The judges selected the innovations they felt had a big vision for tackling microfiber pollution, and where the team was well-equipped to make a big difference on a large scale.
“From a venture perspective, we selected winners who are working to mend existing systems,” said Victor Friedberg, one of the judges and Founder and Managing Partner at New Epoch Capital. “In order to transform the sector into one in which sustainable materials in apparel is scaled, and to meet the urgency of now, we are going to need this balance of disrupters and menders to revolutionize the field.”
The winners were awarded prizes from a pool of $525,000. They are eligible for additional funding from Conservation X Labs of $25,000 each as they work towards commercialization goals in 2022. They will also be invited to showcase their innovations at a Solutions Fair at the global sportswear brand Under Armour’s headquarters in Baltimore later this year.
“Under Armour is excited to be a partner on Conservation X Labs’ Microfiber Innovation Challenge,” said Kyle Blakely, VP Materials and Manufacturing Innovation at Under Armour. “The winning innovations are at the forefront of the field using technology to create next-generation fibers for sportswear and apparel that will allow brands like Under Armour to meet our sustainability goals.”

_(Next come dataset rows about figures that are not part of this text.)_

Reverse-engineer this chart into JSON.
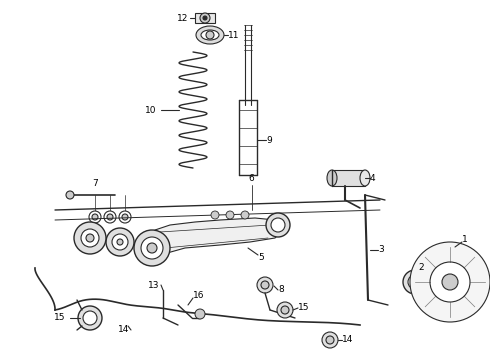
{
  "background_color": "#ffffff",
  "line_color": "#2a2a2a",
  "label_color": "#000000",
  "fig_width": 4.9,
  "fig_height": 3.6,
  "dpi": 100
}
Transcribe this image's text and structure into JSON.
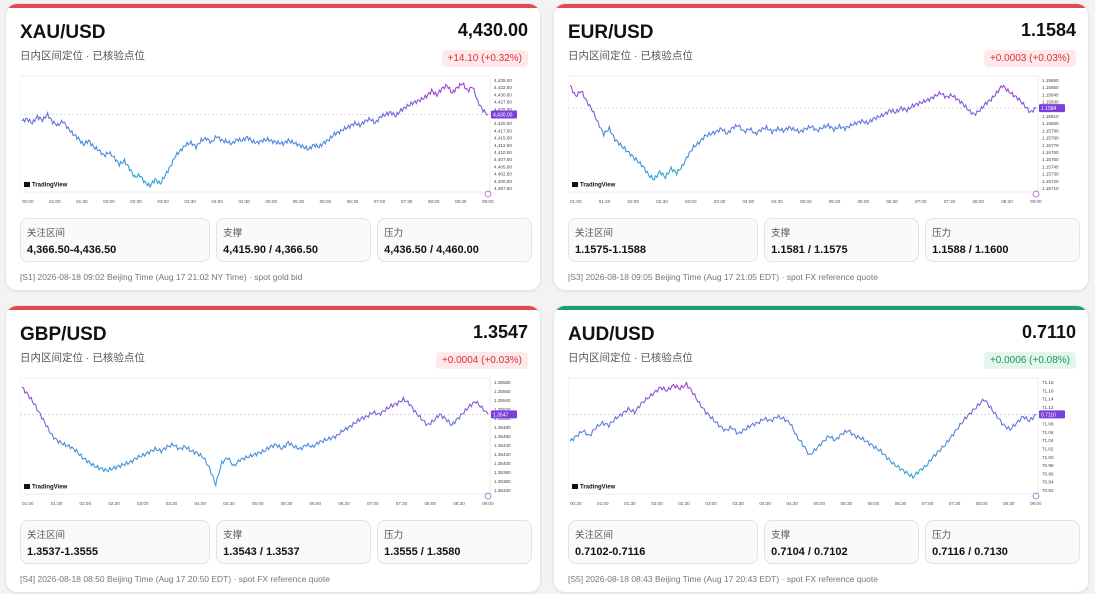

Scientists are only just beginning to fully understand the massive scale of the impact of microfiber pollution. Around two million tons of microfibers are released into the ocean every year. Microfibers have been detected at the top of Mount Everest as well as in wildlife living in the Mariana Trench, the deepest part of the ocean. Microfiber and microplastic pollution in the ocean may disrupt the fertility of marine wildlife.
The health impacts are not yet fully understood; however, scientific studies have shown an association between microfiber inhalation and lung damage in humans. Due to the ubiquity of microplastic pollution, it is estimated we each consume a credit card’s worth of plastic every week.
To learn more about the winning solutions, visit https://microfiberinnovation.org/winners
About the Microfiber Innovation Challenge
The Microfiber Innovation Challenge called for upstream innovations to address microfiber pollution by 1) replacing textiles that are sources of plastic microfibers with replacements or 2) developing improved textile manufacturing processes to decrease microfiber shedding.
The Gordon and Betty Moore Foundation supported and funded the development of the Saving Water for Nature Grand Challenges Program. The Microfiber Innovation Challenge is run by Conservation X Labs and funded by the Flotilla Foundation and The Arthur Vining Davis Foundations. It is supported by a broad coalition of partners including Under Armour, Another Tomorrow, The Biomimicry Institute, Canopy, Fashion For Good, Finisterre, Materevolve, Material Innovation Initiative, The Microfibre Consortium, The North Face, The Ocean Foundation, Oceanic Global, Ocean Wise, Queen of Raw, Think Beyond Plastic Foundation, and many more.
Follow the developments of these solutions using the hashtag #MicrofiberInnovation
About Conservation X Labs
Conservation X Labs (CXL) is a tech company with a conservation mission. CXL creates and fosters innovations that are protecting the future of the planet and its biodiversity. We create solutions to prevent the extinction crisis through developing new technology in our labs, harnessing planetary genius through innovation competitions, and empowering talented innovators across disciplines to create transformative products that serve people and our planet.